もしかして……本当に向こうの身体能力って、こっちでも活かされたり……?
……ぽいなぁ。だって、普通の人間がこんなバカみたいなボール投げられるはずないし……。
投げられるとしたら、野球ボールくらいだと思うし……。
じゃあ、さっきボールが遅く感じたのも、向こうでの生活が原因……だよね?
ああ、やってしまった……。
「い、依桜。お前どうした? なんか、昨日までと別人みたいなんだが……」
「依桜お前、いつの間にそんな力を!? あれか!? 異世界にでも行って、鍛えてきたのか!?」
……態徒。それ正解。
それと、晶もあながち間違いじゃない。ボクだって、いかにも気弱なインドアな人です、っていう風のクラスメートが、次の日頭のおかしい厨二的殺人鬼になったら、別人だと思うもん。

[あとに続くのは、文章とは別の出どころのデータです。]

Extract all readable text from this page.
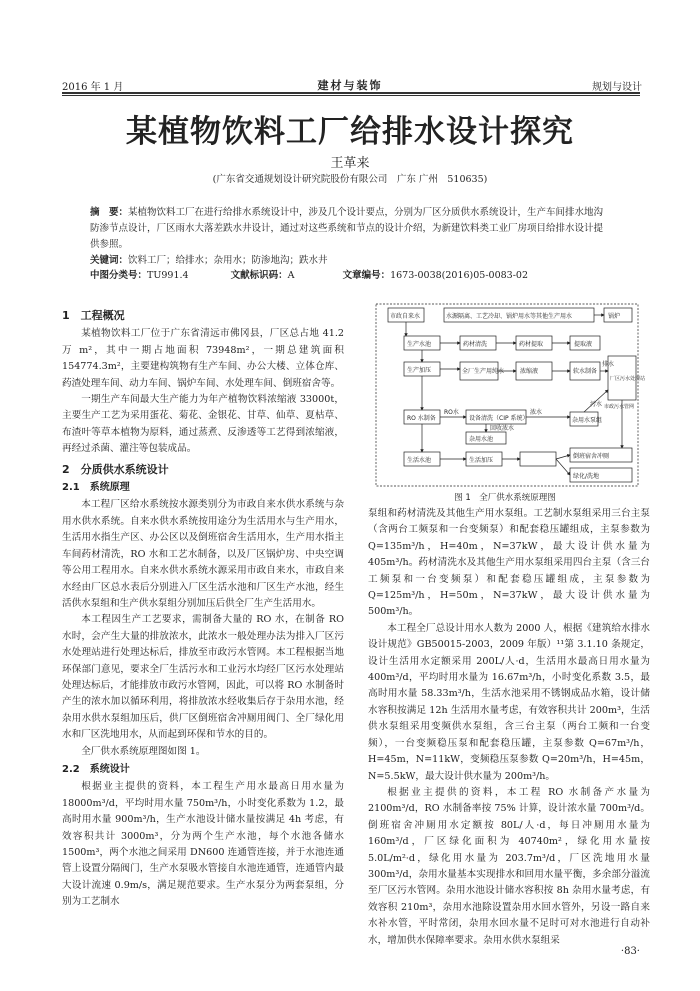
2016 年 1 月	建材与装饰	规划与设计
某植物饮料工厂给排水设计探究
王革来
(广东省交通规划设计研究院股份有限公司　广东 广州　510635)
摘　要：某植物饮料工厂在进行给排水系统设计中，涉及几个设计要点，分别为厂区分质供水系统设计，生产车间排水地沟防渗节点设计，厂区雨水大落差跌水井设计，通过对这些系统和节点的设计介绍，为新建饮料类工业厂房项目给排水设计提供参照。
关键词：饮料工厂；给排水；杂用水；防渗地沟；跌水井
中图分类号：TU991.4	文献标识码：A	文章编号：1673-0038(2016)05-0083-02
1　工程概况

某植物饮料工厂位于广东省清远市佛冈县，厂区总占地 41.2 万 m²，其中一期占地面积 73948m²，一期总建筑面积 154774.3m²，主要建构筑物有生产车间、办公大楼、立体仓库、药渣处理车间、动力车间、锅炉车间、水处理车间、倒班宿舍等。

一期生产车间最大生产能力为年产植物饮料浓缩液 33000t，主要生产工艺为采用蛋花、菊花、金银花、甘草、仙草、夏枯草、布渣叶等草本植物为原料，通过蒸煮、反渗透等工艺得到浓缩液，再经过杀菌、灌注等包装成品。

2　分质供水系统设计
2.1　系统原理

本工程厂区给水系统按水源类别分为市政自来水供水系统与杂用水供水系统。自来水供水系统按用途分为生活用水与生产用水，生活用水指生产区、办公区以及倒班宿舍生活用水，生产用水指主车间药材清洗，RO 水和工艺水制备，以及厂区锅炉房、中央空调等公用工程用水。自来水供水系统水源采用市政自来水，市政自来水经由厂区总水表后分别进入厂区生活水池和厂区生产水池，经生活供水泵组和生产供水泵组分别加压后供全厂生产生活用水。

本工程因生产工艺要求，需制备大量的 RO 水，在制备 RO 水时，会产生大量的排放浓水，此浓水一般处理办法为排入厂区污水处理站进行处理达标后，排放至市政污水管网。本工程根据当地环保部门意见，要求全厂生活污水和工业污水均经厂区污水处理站处理达标后，才能排放市政污水管网，因此，可以将 RO 水制备时产生的浓水加以循环利用，将排放浓水经收集后存于杂用水池，经杂用水供水泵组加压后，供厂区倒班宿舍冲厕用阀门、全厂绿化用水和厂区洗地用水，从而起到环保和节水的目的。

全厂供水系统原理图如图 1。

2.2　系统设计

根据业主提供的资料，本工程生产用水最高日用水量为 18000m³/d，平均时用水量 750m³/h，小时变化系数为 1.2，最高时用水量 900m³/h，生产水池设计储水量按满足 4h 考虑，有效容积共计 3000m³，分为两个生产水池，每个水池各储水 1500m³，两个水池之间采用 DN600 连通管连接，并于水池连通管上设置分隔阀门，生产水泵吸水管接自水池连通管，连通管内最大设计流速 0.9m/s，满足规范要求。生产水泵分为两套泵组，分别为工艺制水

市政自来水	水源隔离、工艺冷却、锅炉用水等其他生产用水	锅炉
生产水池	药材清洗	药材提取	提取液
生产加压	全厂生产用纯水	浓缩液	软水制备
厂区污水处理站
RO 水制备	设备清洗（CIP 系统）
杂用水池
杂用水泵组
生活水池	生活加压
倒班宿舍冲厕
绿化/洗地
RO水	浓水
回收浓水
排水
污水 市政污水管网
图 1　全厂供水系统原理图

泵组和药材清洗及其他生产用水泵组。工艺制水泵组采用三台主泵（含两台工频泵和一台变频泵）和配套稳压罐组成，主泵参数为 Q=135m³/h，H=40m，N=37kW，最大设计供水量为 405m³/h。药材清洗水及其他生产用水泵组采用四台主泵（含三台工频泵和一台变频泵）和配套稳压罐组成，主泵参数为 Q=125m³/h，H=50m，N=37kW，最大设计供水量为 500m³/h。

本工程全厂总设计用水人数为 2000 人，根据《建筑给水排水设计规范》GB50015-2003，2009 年版）¹¹第 3.1.10 条规定，设计生活用水定额采用 200L/人·d，生活用水最高日用水量为 400m³/d，平均时用水量为 16.67m³/h，小时变化系数 3.5，最高时用水量 58.33m³/h，生活水池采用不锈钢成品水箱，设计储水容积按满足 12h 生活用水量考虑，有效容积共计 200m³，生活供水泵组采用变频供水泵组，含三台主泵（两台工频和一台变频），一台变频稳压泵和配套稳压罐，主泵参数 Q=67m³/h，H=45m，N=11kW，变频稳压泵参数 Q=20m³/h，H=45m，N=5.5kW，最大设计供水量为 200m³/h。

根据业主提供的资料，本工程 RO 水制备产水量为 2100m³/d，RO 水制备率按 75% 计算，设计浓水量 700m³/d。倒班宿舍冲厕用水定额按 80L/人·d，每日冲厕用水量为 160m³/d，厂区绿化面积为 40740m²，绿化用水量按 5.0L/m²·d，绿化用水量为 203.7m³/d，厂区洗地用水量 300m³/d，杂用水量基本实现排水和回用水量平衡，多余部分溢流至厂区污水管网。杂用水池设计储水容积按 8h 杂用水量考虑，有效容积 210m³，杂用水池除设置杂用水回水管外，另设一路自来水补水管，平时常闭，杂用水回水量不足时可对水池进行自动补水，增加供水保障率要求。杂用水供水泵组采

·83·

でも、そう思うのは当然。なにせ、こっちは三年間もの間、魔物やら魔族やらと闘ってきたんだからね。
学校の体育とは比較にならないよ。
……どうしよう。
次から、もうちょっと威力を抑えないと……。
でもよかったぁ……本気で投げなくて。
今のボクが本気で投げてたら……多分、体に風穴が空いていていたか、ばらばらになってあたり一面に筋肉マッチョくんだったなにかが散らばる、なんてスプラッタな絵面になるところだったし……。
『よっしゃあ! この調子でいこうぜ!』
『おおお!』
その後の試合と言えば、何と言いますか……圧倒的でした。
異世界帰りのボクは、身体能力が異常なまでに向上しているので、仮に格闘技の世界チャンピオンといきなり戦えと言われた上に、ハンデとして右手だけ、と言われたとしても、まず負けることはないと思う。
軍人相手でもそう。銃を持っていたとしても、避けられる自信がある。
それほどまでに、今のボクはちょっと規格外だった。
少し手を抜いていたとしても、全然余裕だった。
むしろ、手加減をすることに心血注いでいたから、そっちで疲れたかな。
と言った感じで、体育が終了した。
尚、筋肉マッチョくんは保健室に運ばれました。
いい一撃だったぜ、と清々しい笑みと、サムズアップをしながら言われた。